At the end of February 2020, just before the world went mad, Tongaat Hulett announced that it would sell its starch division to Barloworld for R5.35 billion.
The cash was desperately needed, as Tongaat was in a tough place even before news of an accounting scandal broke. As usual, thousands of employees lost their jobs during the financial disaster and the executives continued to enjoy their money while the wheels of justice turned slowly. The case against them is currently in the courts.
The Tongaat share price went on a rollercoaster ride in 2020, not least of all because the deal with Barloworld wasn’t as cemented as people thought. Although Tongaat shareholders were in support of the deal, it takes two to tango.
In May 2020, Barloworld tried to invoke the MAC clause based on an expectation of the EBITDA (a proxy for operating profit) for the year ended February 2021 being 82.5% or less of the prior year’s result. Barloworld was desperately trying to manage its own risks in a period of immense uncertainty, so doing such a large deal obviously felt scary for Barloworld’s board.
It took a few months to sort out, with independent expert Rothschild & Co eventually confirming that EBITDA had not fallen sufficiently to trigger the MAC. Of course, Barloworld was quick to issue an announcement gushing over the business and how great it is, even though they tried to wriggle out of buying it.
It’s just as well that the deal went ahead, as the business has been a great performer for Barloworld. In the 11 months that Barloworld owned the asset during the 2021 financial year, Ingrain generated an operating profit of R534 million vs. R452 million in the comparative period (before Barloworld owned it). It unleashed R768 million in cash flow as working capital efficiencies were realised.

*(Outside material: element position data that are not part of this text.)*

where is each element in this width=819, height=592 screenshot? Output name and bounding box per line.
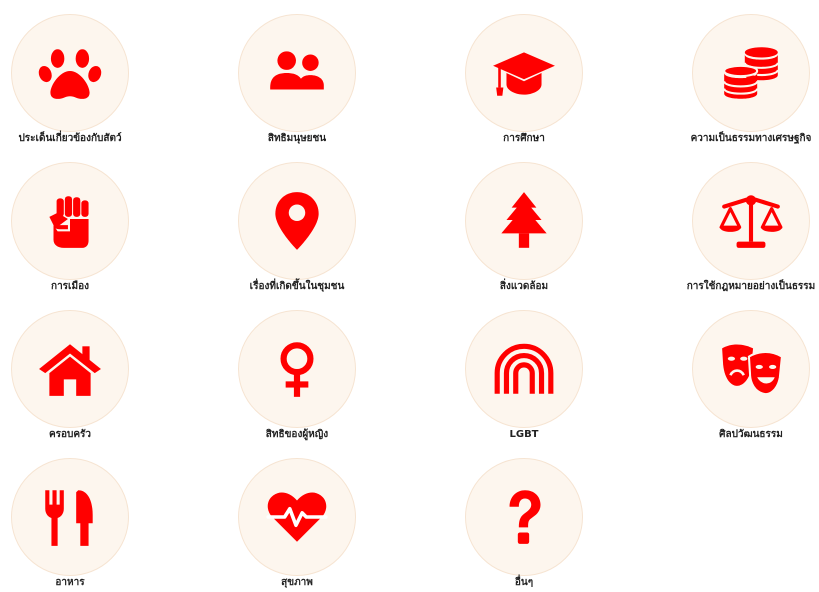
category-circle	[692, 162, 810, 280]
balance-scale-icon	[719, 195, 783, 248]
category-tile-lgbt[interactable]: LGBT	[434, 296, 614, 444]
venus-icon	[280, 342, 314, 397]
category-tile-politics[interactable]: การเมือง	[0, 148, 160, 296]
category-circle	[692, 310, 810, 428]
category-label: เรื่องที่เกิดขึ้นในชุมชน	[249, 281, 345, 292]
category-tile-human-rights[interactable]: สิทธิมนุษยชน	[207, 0, 387, 148]
category-circle	[465, 162, 583, 280]
category-label: สิ่งแวดล้อม	[499, 281, 549, 292]
category-circle	[465, 14, 583, 132]
category-circle	[238, 458, 356, 576]
heartbeat-icon	[266, 492, 328, 542]
category-tile-other[interactable]: อื่นๆ	[434, 444, 614, 592]
tree-icon	[501, 192, 547, 248]
category-tile-education[interactable]: การศึกษา	[434, 0, 614, 148]
category-circle	[465, 310, 583, 428]
category-label: การศึกษา	[503, 133, 545, 144]
category-label: ครอบครัว	[48, 429, 92, 440]
category-label: อาหาร	[55, 577, 85, 588]
question-icon	[509, 490, 541, 544]
fist-icon	[49, 196, 89, 248]
users-icon	[270, 51, 324, 90]
category-label: ศิลปวัฒนธรรม	[719, 429, 783, 440]
category-label: LGBT	[509, 429, 539, 440]
paw-icon	[38, 49, 102, 99]
coins-icon	[723, 47, 779, 99]
category-label: การเมือง	[51, 281, 89, 292]
category-tile-health[interactable]: สุขภาพ	[207, 444, 387, 592]
category-circle	[11, 162, 129, 280]
rainbow-icon	[494, 343, 554, 394]
home-icon	[39, 344, 101, 396]
category-tile-arts-culture[interactable]: ศิลปวัฒนธรรม	[661, 296, 819, 444]
category-label: สุขภาพ	[281, 577, 313, 588]
category-circle	[238, 14, 356, 132]
category-tile-family[interactable]: ครอบครัว	[0, 296, 160, 444]
category-tile-community[interactable]: เรื่องที่เกิดขึ้นในชุมชน	[207, 148, 387, 296]
category-tile-womens-rights[interactable]: สิทธิของผู้หญิง	[207, 296, 387, 444]
category-label: สิทธิมนุษยชน	[267, 133, 327, 144]
category-circle	[11, 458, 129, 576]
category-tile-animals[interactable]: ประเด็นเกี่ยวข้องกับสัตว์	[0, 0, 160, 148]
category-label: ความเป็นธรรมทางเศรษฐกิจ	[690, 133, 812, 144]
map-marker-icon	[275, 192, 319, 250]
category-circle	[465, 458, 583, 576]
category-circle	[11, 310, 129, 428]
category-label: สิทธิของผู้หญิง	[265, 429, 329, 440]
category-circle	[238, 162, 356, 280]
category-tile-justice[interactable]: การใช้กฎหมายอย่างเป็นธรรม	[661, 148, 819, 296]
category-label: ประเด็นเกี่ยวข้องกับสัตว์	[18, 133, 122, 144]
category-circle	[692, 14, 810, 132]
category-circle	[11, 14, 129, 132]
category-tile-food[interactable]: อาหาร	[0, 444, 160, 592]
category-label: อื่นๆ	[514, 577, 534, 588]
theater-masks-icon	[722, 344, 784, 396]
category-grid: ประเด็นเกี่ยวข้องกับสัตว์ สิทธิมนุษยชน ก…	[0, 0, 819, 589]
graduation-cap-icon	[493, 52, 555, 96]
category-tile-environment[interactable]: สิ่งแวดล้อม	[434, 148, 614, 296]
category-label: การใช้กฎหมายอย่างเป็นธรรม	[686, 281, 816, 292]
category-circle	[238, 310, 356, 428]
category-tile-economic-justice[interactable]: ความเป็นธรรมทางเศรษฐกิจ	[661, 0, 819, 148]
utensils-icon	[45, 490, 93, 546]
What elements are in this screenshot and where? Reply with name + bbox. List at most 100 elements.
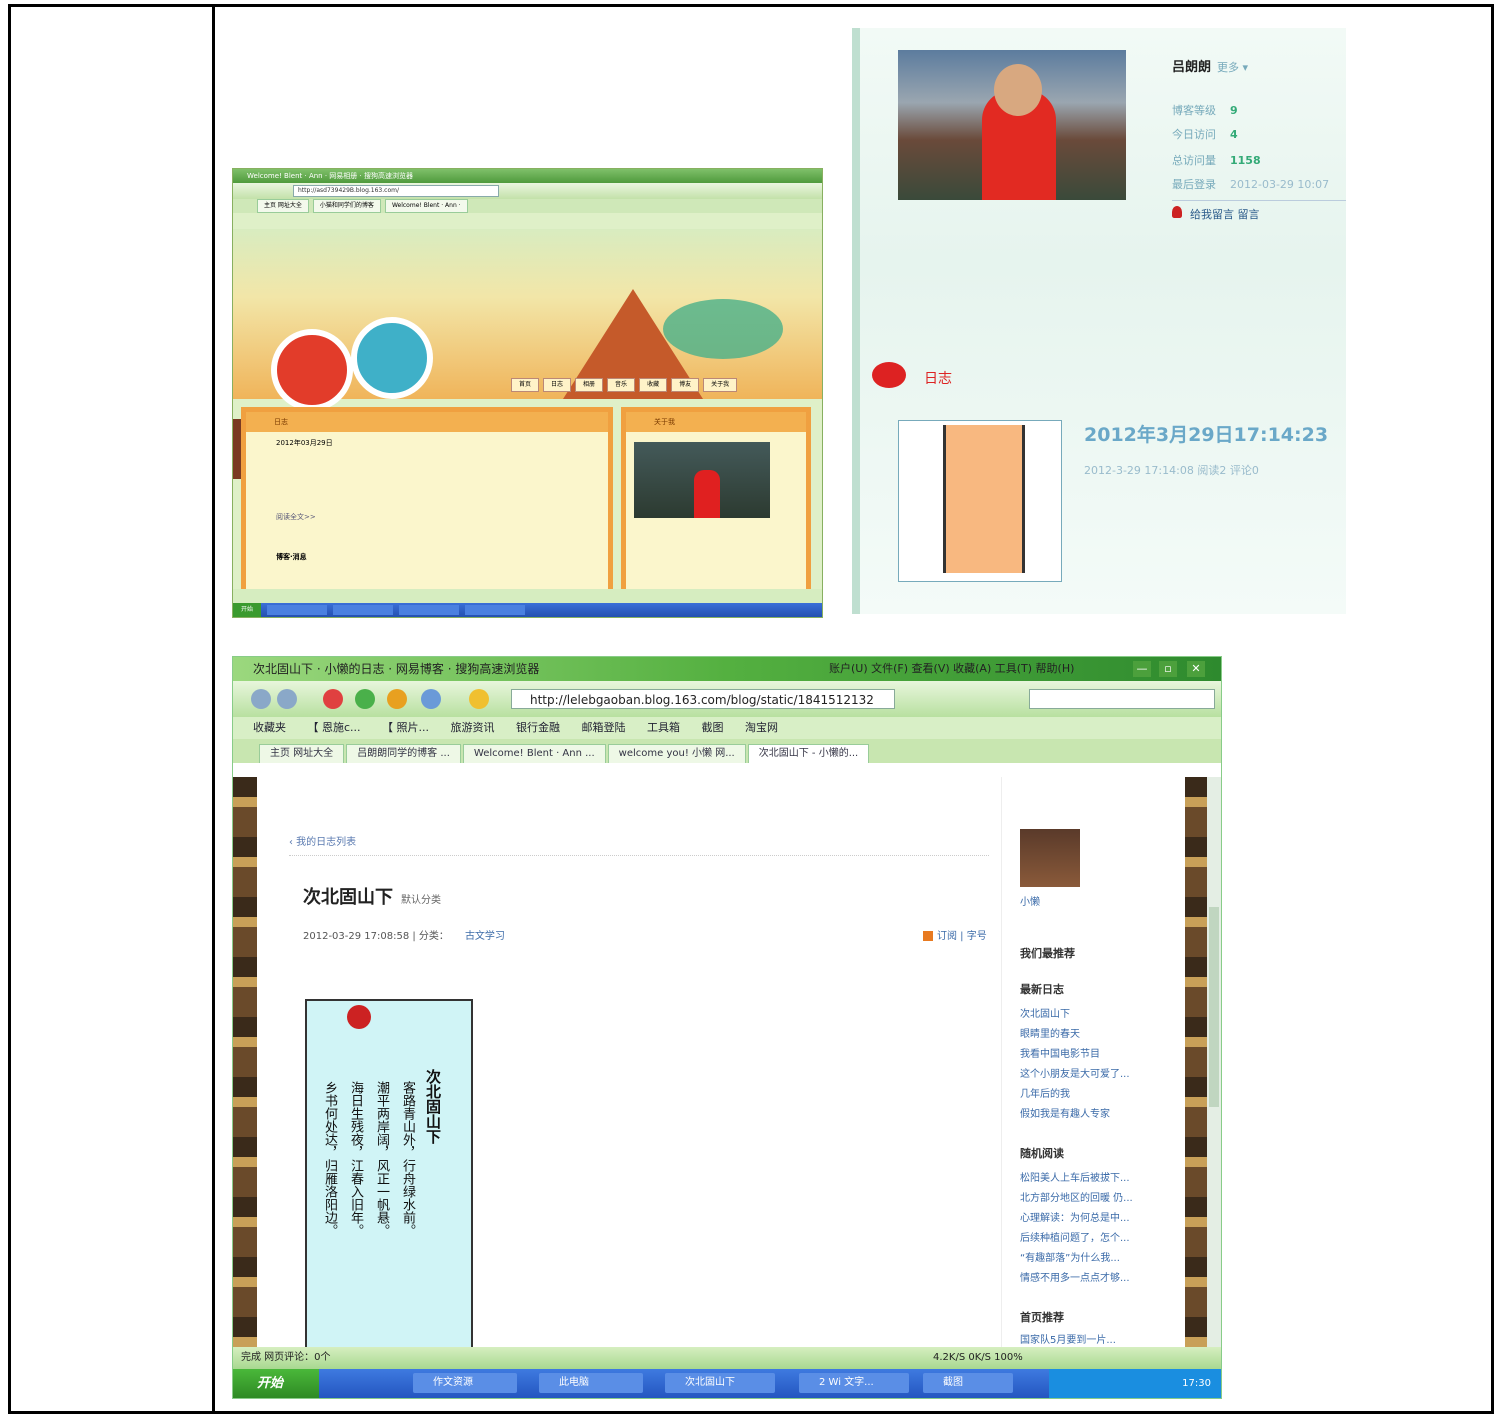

Looking back, I can understand why Barloworld gave itself the option to walk away by invoking the MAC clause. Hindsight is perfect and there was no certainty at the time that things would work out so well.
This is the point of the MAC clause: optionality for the buyer. It’s a good reminder to deal executives to listen carefully to the lawyers, as the MAC clause in an agreement can end up being the most important section of all.